Dzięki raportowi wiemy także, na co m.in. przeznaczono środki z LTRO. Dane o zakupach i sprzedaży obligacji rządowych przez banki za grudzień i styczeń wskazują, że banki z Hiszpanii, Włoch i Irlandii zwiększały zaangażowanie w dług publiczny (dane na poniższym wykresie w miliardach euro).

Tak się składa, że banki włoskie i hiszpańskie najhojniej korzystały z LTRO (wykres poniżej po lewej stronie, w miliardach euro). Co ciekawe, środki wydawane na kupno obligacji rządowych lądują w końcu na rachunkach banków z Finlandii, Niemiec i Luksemburga. Z kolei te banki nie wykorzystują aktywnie tych środków i raczej wpłacają je na depozyty do EBC (wykres poniżej po prawej stronie, w miliardach euro).

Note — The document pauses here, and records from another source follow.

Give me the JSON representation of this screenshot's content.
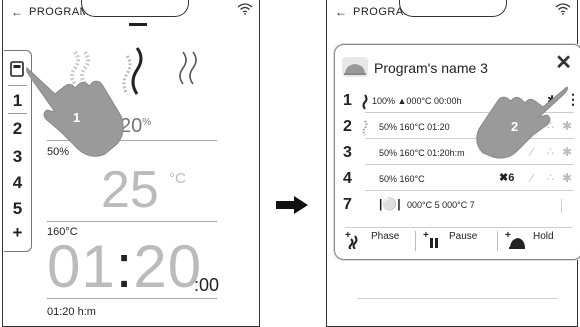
{
  "screen1": {
    "back_icon": "arrow-left-icon",
    "title": "PROGRAM 1",
    "wifi_icon": "wifi-icon",
    "sidebar": {
      "top_icon": "program-card-icon",
      "items": [
        "1",
        "2",
        "3",
        "4",
        "5",
        "+"
      ]
    },
    "steam_pct": "20",
    "steam_pct_unit": "%",
    "humidity_label": "50%",
    "temp_value": "25",
    "temp_unit": "°C",
    "setpoint_label": "160°C",
    "time_main_h": "01",
    "time_colon": ":",
    "time_main_m": "20",
    "time_sec": ":00",
    "time_label": "01:20 h:m",
    "hand_label": "1"
  },
  "transition_icon": "arrow-right-icon",
  "screen2": {
    "back_icon": "arrow-left-icon",
    "title": "PROGRAM 1",
    "wifi_icon": "wifi-icon",
    "dialog": {
      "icon": "program-image-icon",
      "title": "Program's name 3",
      "close_icon": "close-icon",
      "hand_label": "2",
      "rows": [
        {
          "num": "1",
          "text": "100% ▲000°C 00:00h"
        },
        {
          "num": "2",
          "text": "50%   160°C   01:20"
        },
        {
          "num": "3",
          "text": "50%   160°C   01:20h:m",
          "fan": "7"
        },
        {
          "num": "4",
          "text": "50%   160°C",
          "fan": "6"
        },
        {
          "num": "7",
          "text": "000°C 5    000°C    7"
        }
      ],
      "buttons": [
        {
          "label": "Phase",
          "icon": "add-phase-icon"
        },
        {
          "label": "Pause",
          "icon": "add-pause-icon"
        },
        {
          "label": "Hold",
          "icon": "add-hold-icon"
        }
      ]
    }
  }
}
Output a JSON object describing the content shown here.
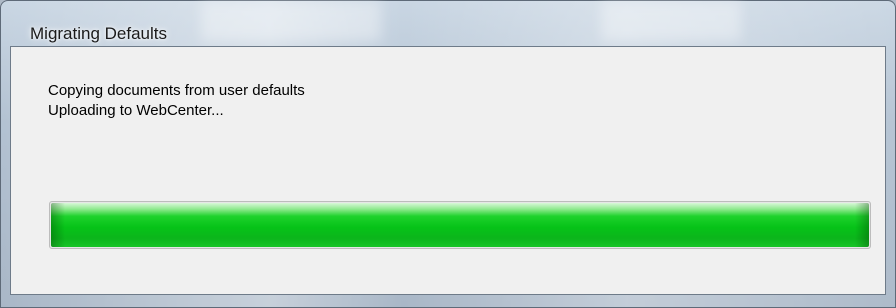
{
  "window": {
    "title": "Migrating Defaults"
  },
  "message": {
    "line1": "Copying documents from user defaults",
    "line2": "Uploading to WebCenter..."
  },
  "progress": {
    "value": 1.0,
    "color": "#06c318"
  }
}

Jan Lewiński sugerował ostatnio, że środki z LTRO trafiają prosto na depozyty w EBC, co ma niejako pokazywać nieudolność europejskich bankierów w przeprowadzaniu prostego carry-trade. Powyższe wykresy wskazują, że sytuacja jest inna — banki wpłacające pieniądze na depozyty i banki korzystające z LTRO to raczej nie te same podmioty. EBC zwiększył na tyle bazę monetarną, że rezerw w systemie bankowym jest niewyobrażalnie dużo. Aby je zlikwidować, potrzeba by ekspansji kredytowej niespotykanych rozmiarów, niemożliwej przy obecnych wymogach kapitałowych.

W styczniu zobaczyliśmy także przyrost kredytu w strefie euro. Co ważne, dotyczył on zarówno sektora publicznego, jak i prywatnego. Pierwsze miesiące funkcjonowania wydłużonego LTRO i porozumienia EBC z Fedem wskazują zatem na znaczną poprawę warunków funkcjonowania banków: odżyła emisja bankowych papierów wartościowych; spadły koszty finansowania dolarowego; banki zakupują rządowe aktywa, których cena rośnie (co pozytywnie wpływa na bilanse banków), udzielają kredytów dla sektora prywatnego. Ostrzegałbym jednak przed nadmiernym optymizmem. Całe to ożywienie wydaje się dość kruche i łatwo sobie wyobrazić, że np. problemy z finansami publicznymi Hiszpanii (przeprowadzającej ujemne oszczędności) mogą cały misterny plan EBC obrócić wniwecz.